После смерти Ахматовой Гумилев сказал Михаилу Ардову, что в день ее смерти потерял мать в четвертый раз, и перечислил предыдущие разы. Первым назовет отчуждение 1949 года, вторым – то же самое отчуждение в 1956 году, сразу после освобождения, третьим разом стала последняя ссора, после которой они перестали встречаться.
Это очень грустная история. По-настоящему грустная…

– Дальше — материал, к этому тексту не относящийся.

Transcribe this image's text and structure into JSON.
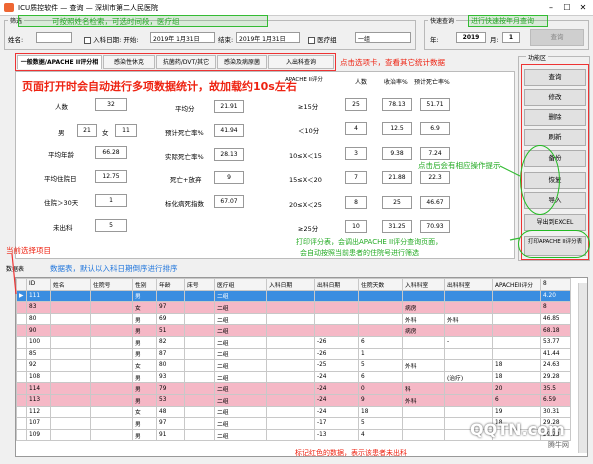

У Фаины Раневской, насколько известно, детей не было. Но семья была. Семьей Раневской стала семья ее близкой подруги и наставницы актрисы Павлы Леонтьевны Вульф. Дочь Павлы Леонтьевны, Ирину, Раневская считала и своей дочерью, а ее сына Алексея называла своим «эрзац-внуком», добавляя слово «эрзац» только в шутку. «Фаина Георгиевна несла меня в январе 1940 года по Уланскому переулку из роддома домой, – вспоминал Алексей Щеглов. – Потом она говорила: «Мне доверили его нести, я прижимаю его к груди, почему-то боюсь бросить вниз, особенно дома, на лестнице ступеньки высокие – я его прижимаю – страшно!»[216]